With an early rise, and using the Flaming Mountains as our guide, we drove toward Turpan’s Tuyugou Village. This village has a 1700 year old history, and is still home to 200 odd families. This is the hottest and driest place in China, receiving only 10-15mm of rain per year. The buildings of this village are built from mud and rely on the rain to stay away so they don’t collapse.

The trip had been fairly chilly so far, but we really felt the heat here and layers were shedding by the minute. Wandering through the homes that were now abandoned was almost like an obstacle course, ducking for low entrances and climbing through the window cut outs. By skirting around the back of the main trail, we found the road leading to the existing residences. This was a great way to see the dunes from a less visited side (especially for photography).

As I mentioned, we reached the village by following the Flaming Mountains. So, on the way back, we stopped at a viewpoint to see them in all their glory. Unfortunately, time was limited, so I sprinted off ahead of the group to reach the cliff edge of the dunes. What I saw from there was incredible. Bright contrasts of green, blue and oranges – the trees were able to grow in the shadows, a river flowed far below and the dunes surrounded the whole scene.

After another few hours spent on the road, we reached the final stop for the day. Touching on what I mentioned at the beginning of the post, if you are traveling Xinjiang on your own, as I had once planned to do, you really need to have a lot of time to cater for the distances. The day ended at the Emin Minaret, with a stunning sunset settling behind the impressive structure.

Because we were covering such enormous distances, we were stopping at military checkpoints very frequently. In this journey to and from Urumqi alone we had our passport checked with a cheeky side of Covid test about four times.

Gaochang Ruins

Adding to how lucky I was already feeling to be exploring this part of the world, the next day was my birthday. Checking out of Turpan, we set off for Gaochang Ruins in the historic Silk Road city of Gaochang. Now this place was impressive. These are the biggest ancient ruins in all of Xinjiang, and it was obvious why. Entering the park, the remains stretched far ahead. We wandered through a maze of archaeological structures, some in ruins and some intact. What a birthday treat!

That evening, we did the hefty drive back to Urumqi. In total, we had spent a massive 20 hours on a bus in the past three days – Xinjiang, is huge. The last major part of the itinerary was Heavenly Lake. This place is famous, and if you look up images, rightfully so.

Just our luck – it started snowing.

Almost at the end of this leg of the trip, we got the dreaded call that informed us of Heavenly Lake’s snow-related closure. Xinjiang famously is home to an abundance of lakes. We hadn’t seen a single one, partly due to many not being open to foreigners, and partly due to the fact that we were relying on seeing this one. Instead, we settled into the hotel, bought passes for the outdoor hotsprings + some beers and celebrated my birthday sat under falling soft snow in the steaming baths.

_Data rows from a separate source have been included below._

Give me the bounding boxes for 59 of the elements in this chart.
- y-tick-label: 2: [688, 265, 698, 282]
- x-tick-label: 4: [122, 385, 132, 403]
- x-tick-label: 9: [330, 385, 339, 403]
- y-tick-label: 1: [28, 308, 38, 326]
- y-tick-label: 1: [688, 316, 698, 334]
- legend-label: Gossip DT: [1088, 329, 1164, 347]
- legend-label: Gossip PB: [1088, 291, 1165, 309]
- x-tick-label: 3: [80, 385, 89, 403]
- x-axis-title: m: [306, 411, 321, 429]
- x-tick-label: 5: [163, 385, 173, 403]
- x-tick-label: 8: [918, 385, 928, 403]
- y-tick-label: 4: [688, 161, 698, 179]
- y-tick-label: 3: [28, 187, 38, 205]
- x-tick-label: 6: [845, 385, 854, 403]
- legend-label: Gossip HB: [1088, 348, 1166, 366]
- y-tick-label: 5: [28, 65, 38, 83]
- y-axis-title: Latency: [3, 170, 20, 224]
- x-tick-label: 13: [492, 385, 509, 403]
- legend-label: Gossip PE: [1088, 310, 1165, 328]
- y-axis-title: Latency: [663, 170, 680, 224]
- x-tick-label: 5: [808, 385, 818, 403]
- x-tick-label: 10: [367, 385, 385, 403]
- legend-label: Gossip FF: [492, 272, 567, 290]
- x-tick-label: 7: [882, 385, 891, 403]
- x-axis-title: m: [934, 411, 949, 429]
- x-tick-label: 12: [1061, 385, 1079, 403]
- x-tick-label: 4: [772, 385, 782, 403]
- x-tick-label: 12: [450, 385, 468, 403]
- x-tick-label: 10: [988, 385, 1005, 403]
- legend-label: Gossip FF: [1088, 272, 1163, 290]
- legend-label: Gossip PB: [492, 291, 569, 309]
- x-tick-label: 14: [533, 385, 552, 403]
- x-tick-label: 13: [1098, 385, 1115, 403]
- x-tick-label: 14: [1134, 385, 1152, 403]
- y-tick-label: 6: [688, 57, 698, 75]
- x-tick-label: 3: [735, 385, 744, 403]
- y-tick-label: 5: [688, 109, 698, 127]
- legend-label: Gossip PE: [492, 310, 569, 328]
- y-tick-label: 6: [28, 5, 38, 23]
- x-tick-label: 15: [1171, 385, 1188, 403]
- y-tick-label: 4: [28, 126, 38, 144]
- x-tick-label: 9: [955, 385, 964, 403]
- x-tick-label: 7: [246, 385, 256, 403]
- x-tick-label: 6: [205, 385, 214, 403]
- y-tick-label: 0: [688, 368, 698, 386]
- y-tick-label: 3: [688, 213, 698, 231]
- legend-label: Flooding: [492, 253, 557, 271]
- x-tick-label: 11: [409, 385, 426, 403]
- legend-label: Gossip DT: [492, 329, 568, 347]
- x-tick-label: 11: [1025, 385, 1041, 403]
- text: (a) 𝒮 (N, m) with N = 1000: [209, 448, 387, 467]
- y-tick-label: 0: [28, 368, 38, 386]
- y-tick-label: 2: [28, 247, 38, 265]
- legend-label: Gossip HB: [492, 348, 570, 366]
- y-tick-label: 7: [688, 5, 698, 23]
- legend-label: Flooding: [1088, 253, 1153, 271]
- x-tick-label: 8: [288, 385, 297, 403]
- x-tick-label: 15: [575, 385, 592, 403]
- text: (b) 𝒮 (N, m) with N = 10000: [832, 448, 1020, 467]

We did some basic sight seeing in Urumqi the following day, though most things were shut thanks to the incredibly uncommon October snow. The true standout of the day was the local restaurant we visited before the flight back home.

Checkoutchina - Tash
I left Xinjiang feeling lucky to have finally ticked it off, but also admittedly wanting to return immediately.
I had only seen a fraction of this enormous place, and with the constant uncertainties, didn’t feel
like I had completed it. I think I’ll be back one day.